Dia mengaku akhir-akhir ini lebih banyak muter-muter naik sepeda masuk keluar kampung daripada kerja menjahit. Tapi bagaimanapun semua itu harus dilakoni demi tanggung jawabnya sebagai kepala keluarga. Menghidupi nyawa isteri, anak-anak, dan dirinya sendiri. 

Berkat jasa Pak Sol, pemilik sandal atau sepatu menjadi dapat berjalan lagi dengan nyaman. Dapat dipakai lagi untuk menuju tempat kerja atau melangkah ke tempat ibadah. Berbareng dengan kemanfaatan itu, bagi Pak Sol, menjahit sandal adalah ikhtiar menjahit nasib, agar hari demi hari dapat tetap survive. 

Banyak teman-temannya yang alih profesi, enggan menjahit lagi. Tapi Pak Sol memilih setia, mungkin sudah tidak ada pilihan. “Enaknya, usaha seperti ini modalnya cuma sedikit. Uang 500 ribu saja tidak habis untuk modal kerja selama satu tahun. Beli benang satu gulung sudah ndak habis-habis. Justru lem yang harus sering beli. Soalnya kaleng lem itu kalau sudah pernah dibuka,  jadi cepat kering,” katanya.

Merenungi tukang jahit sandal di masa Covid, saya kemudian disadarkan oleh kenyataan bahwa Pak Sol bukanlah orang biasa, tetapi sosok luar biasa. Dia demikian teguh bertahan meski tiada jaminan pendapatan dan tanpa topangan dana BLT (bantuan langsung tunai). Tetap memilih jalur mencari rezeki halal meskipun terjal. Menjalani hari ke hari dengan tekun bekerja mandiri, demi menghidupi nyawa anak isteri, bukankah ini sebuah prestasi? Bahkan jangan-jangan di mata Tuhan kiprahnya lebih bernilai ketimbang kinerja pengambil kebijakan yang tidak berpihak kepada kemaslahatan tetapi tetap mendapat gaji dan fasilitas dari negara.   

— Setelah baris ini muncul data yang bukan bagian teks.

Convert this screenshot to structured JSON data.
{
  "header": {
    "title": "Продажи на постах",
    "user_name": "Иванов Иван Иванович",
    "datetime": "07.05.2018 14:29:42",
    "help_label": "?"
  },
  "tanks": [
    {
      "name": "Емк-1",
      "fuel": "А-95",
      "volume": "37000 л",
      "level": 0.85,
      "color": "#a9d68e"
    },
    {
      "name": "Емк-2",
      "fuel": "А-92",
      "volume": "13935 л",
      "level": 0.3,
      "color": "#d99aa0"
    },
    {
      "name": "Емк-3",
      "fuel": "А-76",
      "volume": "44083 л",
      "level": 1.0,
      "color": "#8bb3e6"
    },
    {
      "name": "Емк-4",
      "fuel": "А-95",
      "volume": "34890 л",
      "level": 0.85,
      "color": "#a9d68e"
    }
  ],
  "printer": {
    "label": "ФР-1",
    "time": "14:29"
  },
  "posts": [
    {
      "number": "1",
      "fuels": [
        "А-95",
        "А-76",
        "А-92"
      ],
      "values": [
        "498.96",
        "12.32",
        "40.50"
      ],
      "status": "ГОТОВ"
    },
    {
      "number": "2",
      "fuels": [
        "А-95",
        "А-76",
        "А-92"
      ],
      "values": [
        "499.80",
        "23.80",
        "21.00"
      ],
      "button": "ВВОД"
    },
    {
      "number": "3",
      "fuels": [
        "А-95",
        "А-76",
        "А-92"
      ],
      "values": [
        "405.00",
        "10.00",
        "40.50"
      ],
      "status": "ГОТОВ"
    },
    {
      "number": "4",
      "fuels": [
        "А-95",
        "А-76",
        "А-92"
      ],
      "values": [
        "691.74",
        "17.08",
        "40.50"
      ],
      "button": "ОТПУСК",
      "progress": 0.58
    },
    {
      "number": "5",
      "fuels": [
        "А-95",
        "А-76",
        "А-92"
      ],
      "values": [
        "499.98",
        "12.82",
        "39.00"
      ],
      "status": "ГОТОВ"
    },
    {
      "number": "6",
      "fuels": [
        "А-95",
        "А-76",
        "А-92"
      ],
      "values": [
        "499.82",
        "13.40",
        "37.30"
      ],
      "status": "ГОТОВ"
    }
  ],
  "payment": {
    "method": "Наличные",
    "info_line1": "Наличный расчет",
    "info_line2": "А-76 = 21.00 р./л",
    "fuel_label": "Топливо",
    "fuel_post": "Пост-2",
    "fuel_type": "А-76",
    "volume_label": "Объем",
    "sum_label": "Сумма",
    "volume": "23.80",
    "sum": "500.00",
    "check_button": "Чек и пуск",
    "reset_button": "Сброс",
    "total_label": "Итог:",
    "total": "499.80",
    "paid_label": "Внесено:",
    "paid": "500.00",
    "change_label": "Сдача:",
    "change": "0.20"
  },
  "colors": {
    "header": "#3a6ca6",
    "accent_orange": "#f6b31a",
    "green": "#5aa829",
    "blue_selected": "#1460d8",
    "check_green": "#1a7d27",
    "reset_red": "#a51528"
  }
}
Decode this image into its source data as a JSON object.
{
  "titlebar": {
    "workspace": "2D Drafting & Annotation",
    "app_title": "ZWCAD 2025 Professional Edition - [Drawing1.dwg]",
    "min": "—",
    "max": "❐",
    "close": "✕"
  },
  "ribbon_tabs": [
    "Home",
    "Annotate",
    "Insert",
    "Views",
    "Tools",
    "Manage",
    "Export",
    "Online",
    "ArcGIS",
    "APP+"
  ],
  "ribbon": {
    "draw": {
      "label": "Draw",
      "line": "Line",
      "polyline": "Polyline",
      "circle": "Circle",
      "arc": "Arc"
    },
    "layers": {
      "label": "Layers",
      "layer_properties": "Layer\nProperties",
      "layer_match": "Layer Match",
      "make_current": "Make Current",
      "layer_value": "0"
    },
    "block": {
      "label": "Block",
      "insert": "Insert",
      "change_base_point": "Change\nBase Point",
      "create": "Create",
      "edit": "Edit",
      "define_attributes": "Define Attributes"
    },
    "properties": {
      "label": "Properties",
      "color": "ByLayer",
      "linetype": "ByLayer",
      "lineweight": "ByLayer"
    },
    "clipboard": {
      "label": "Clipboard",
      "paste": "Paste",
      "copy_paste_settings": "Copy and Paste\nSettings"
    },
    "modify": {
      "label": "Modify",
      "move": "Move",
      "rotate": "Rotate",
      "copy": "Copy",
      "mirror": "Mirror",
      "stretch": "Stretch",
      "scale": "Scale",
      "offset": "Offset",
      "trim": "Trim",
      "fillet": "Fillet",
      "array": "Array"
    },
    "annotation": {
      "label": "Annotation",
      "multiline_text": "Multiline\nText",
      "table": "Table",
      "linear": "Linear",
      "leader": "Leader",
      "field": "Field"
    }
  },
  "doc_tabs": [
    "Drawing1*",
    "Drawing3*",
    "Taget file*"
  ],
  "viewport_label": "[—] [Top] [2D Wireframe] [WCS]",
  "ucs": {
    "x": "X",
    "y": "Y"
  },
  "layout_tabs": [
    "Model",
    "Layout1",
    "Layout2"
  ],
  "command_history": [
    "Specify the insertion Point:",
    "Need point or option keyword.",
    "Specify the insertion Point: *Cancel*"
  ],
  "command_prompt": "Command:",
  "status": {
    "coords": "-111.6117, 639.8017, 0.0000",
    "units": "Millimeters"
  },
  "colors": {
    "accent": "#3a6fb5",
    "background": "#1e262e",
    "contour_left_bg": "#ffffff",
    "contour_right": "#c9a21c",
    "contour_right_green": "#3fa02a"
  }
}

Dengan prestasi menghidupi nyawa serumah setiap hari, di tengah tekanan wabah yang tidak kunjung henti, masihkah kita katakan dia tidak layak menjadi bahan berita di media massa? Menurutku, tanpa unsur “prominence” pun, keberadaan Pak Sol tetap layak untuk dituliskan, kendati pembacanya mungkin tidak seberapa banyak.